Family Matters

The 90 rolls of film I mailed away to be scanned arrived yesterday. Many thanks to Chris at Photo 60 for his fine work scanning the negatives. Since it’s too hot and muggy to play outside, I spent the day sorting the pictures. They were all taken somewhere between 1998 and 2003 as near as I can figure. I took them with a Kodak Advantix film camera. At the time, I knew absolutely nothing about photography and the photos were all taken with the camera set to Auto, flash firing as needed.

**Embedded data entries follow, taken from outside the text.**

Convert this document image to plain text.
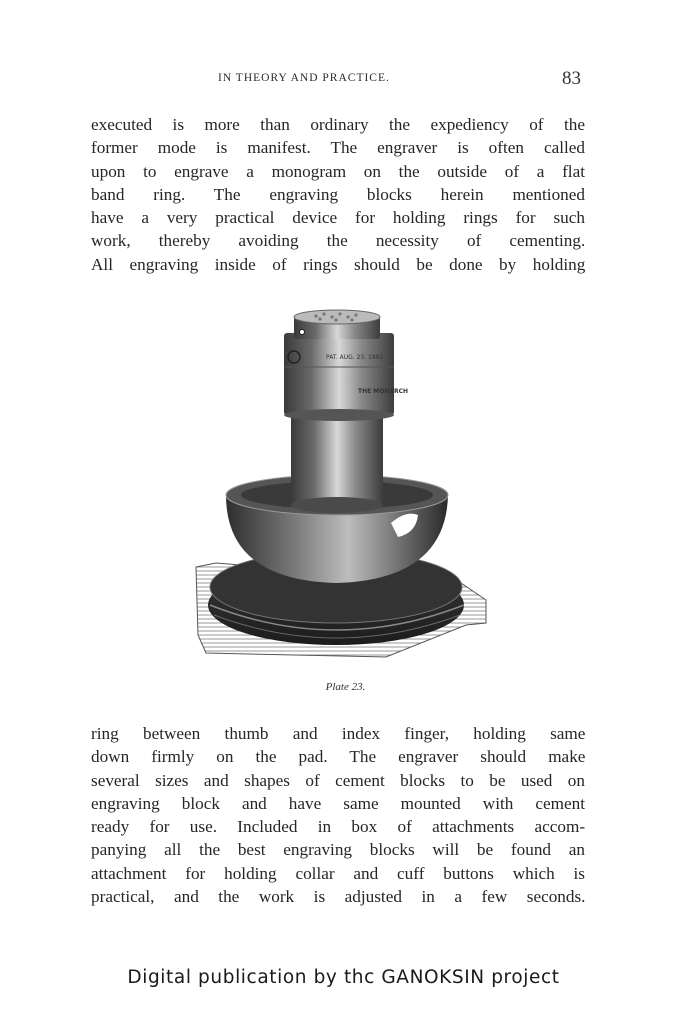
IN THEORY AND PRACTICE.	83
executed is more than ordinary the expediency of the
former mode is manifest. The engraver is often called
upon to engrave a monogram on the outside of a flat
band ring. The engraving blocks herein mentioned
have a very practical device for holding rings for such
work, thereby avoiding the necessity of cementing.
All engraving inside of rings should be done by holding
PAT. AUG. 23. 1892
THE MONARCH
Plate 23.
ring between thumb and index finger, holding same
down firmly on the pad. The engraver should make
several sizes and shapes of cement blocks to be used on
engraving block and have same mounted with cement
ready for use. Included in box of attachments accom-
panying all the best engraving blocks will be found an
attachment for holding collar and cuff buttons which is
practical, and the work is adjusted in a few seconds.
Digital publication by thc GANOKSIN project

As I reviewed the images on the bright monitor of my desktop computer, several things became clear. First of all, I took a lot of pictures, at almost every family event, and almost all of them included people. Every birthday party, vacation, holiday, cookout, and bike ride. I also shot roll after roll of film of my family just doing ordinary things in our daily routine. Very few of them were good by any standard of photography, and yet there were many I truly loved. I was shocked by how willingly I experimented and humbled by how often I failed miserably. There were exposure issues, focus problems, and thoughtless compositions. I certainly didn’t scan the frame and think carefully about design elements. Here’s what I know I did: point-and-shoot. And you know what? The results are heartwarming and fun and I cherish these pictures—maybe even more than those I take so carefully these days. I was a better photographer than I gave myself credit for.

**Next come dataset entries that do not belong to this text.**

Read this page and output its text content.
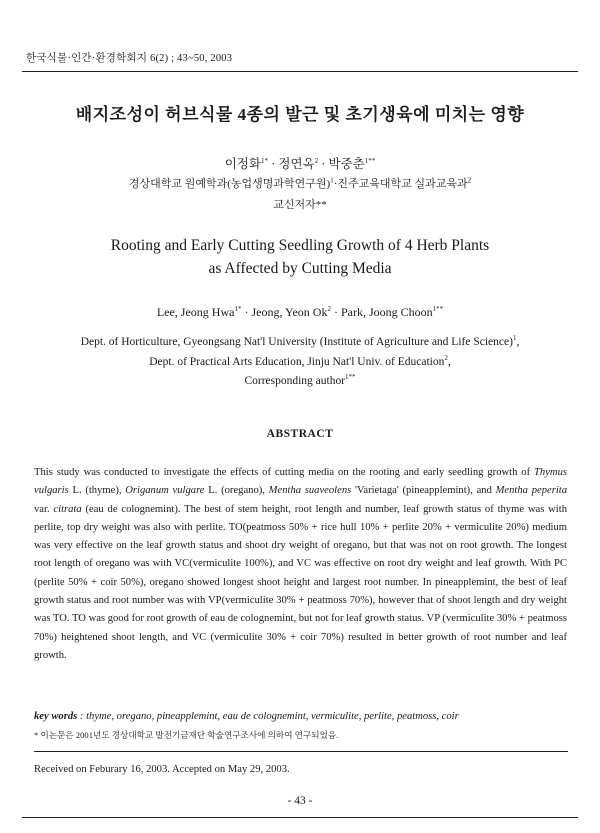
한국식물·인간·환경학회지 6(2) ; 43~50, 2003
배지조성이 허브식물 4종의 발근 및 초기생육에 미치는 영향
이정화$^{1*}$ · 정연옥$^2$ · 박중춘$^{1**}$
경상대학교 원예학과(농업생명과학연구원)$^1$·진주교육대학교 실과교육과$^2$
교신저자**
Rooting and Early Cutting Seedling Growth of 4 Herb Plants
as Affected by Cutting Media
Lee, Jeong Hwa$^{1*}$ · Jeong, Yeon $Ok^2$ · Park, Joong Choon$^{1**}$
Dept. of Horticulture, Gyeongsang Nat'l University (Institute of Agriculture and Life Science)$^1$,
Dept. of Practical Arts Education, Jinju Nat'l Univ. of Education$^2$,
Corresponding author$^{1**}$
ABSTRACT

This study was conducted to investigate the effects of cutting media on the rooting and early seedling growth of Thymus vulgaris L. (thyme), Origanum vulgare L. (oregano), Mentha suaveolens 'Varietaga' (pineapplemint), and Mentha peperita var. citrata (eau de colognemint). The best of stem height, root length and number, leaf growth status of thyme was with perlite, top dry weight was also with perlite. TO(peatmoss 50% + rice hull 10% + perlite 20% + vermiculite 20%) medium was very effective on the leaf growth status and shoot dry weight of oregano, but that was not on root growth. The longest root length of oregano was with VC(vermiculite 100%), and VC was effective on root dry weight and leaf growth. With PC (perlite 50% + coir 50%), oregano showed longest shoot height and largest root number. In pineapplemint, the best of leaf growth status and root number was with VP(vermiculite 30% + peatmoss 70%), however that of shoot length and dry weight was TO. TO was good for root growth of eau de colognemint, but not for leaf growth status. VP (vermiculite 30% + peatmoss 70%) heightened shoot length, and VC (vermiculite 30% + coir 70%) resulted in better growth of root number and leaf growth.

key words : thyme, oregano, pineapplemint, eau de colognemint, vermiculite, perlite, peatmoss, coir
* 이논문은 2001년도 경상대학교 발전기금재단 학술연구조사에 의하여 연구되었음.
Received on Feburary 16, 2003. Accepted on May 29, 2003.
- 43 -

Now I am wondering if there is a way to bring together the carefree photography I practiced in those days with the skills I have now as a more experienced photographer. What I see here is the young woman I once was, the one not nearly so concerned with things being a certain way. We all make mistakes as we learn and I have compassion for myself. I’m doing the best I can. Striving for excellence, not perfection.

On Balance

Parenting is the hardest job in the world. As the mother of grown sons, I fully appreciate those competing voices in my head. The one that tells me to rescue my child and sacrifice myself for them and the one that tells me to help them build resilience and competence by taking on challenges. This process goes on across their lifespan and mine, even as I am in my sixties and they are grown men. We are always learning. Seeking balance so that we might be safe and secure, open to the joys of life, and able with withstand the sudden shifts and struggles.

Nothing to Prove

I had one of those weeks when a few things didn’t go my way. Someone backed into my car in a parking lot. There was a change in my health insurance that necessitated a change in my physical therapist. I circled around and around with self-doubt and my inner critic on all fronts. I wish things would ease up and I might find my way to confidence and not caring so much what others think. Just when it seems there is no clear path, I have a long talk with a friend and I am reminded of how it feels to be loved for simply being myself - not for what I do, or how much I help, or how good I am. But for simply being me.

Worth Waiting For

It’s too almost too hot and humid to take pictures outside, so I play around in my garage studio, where the light is soft and the mosquitos mostly leave me alone. I take pictures of fruit and vegetables from our CSA box, sweat running down my back as I try to hold still. I take digital images first. These are those. And then I mount the medium format film camera on the tripod, attach the cable release, and take the same pictures. Different lens, different focal length. Still sweating. The first one is a little busy. The second one, a little wacky. I can’t wait to see how the film versions compare, so you may see these photographs again.

I’ve been waiting my whole life for this. The opportunity to discover myself.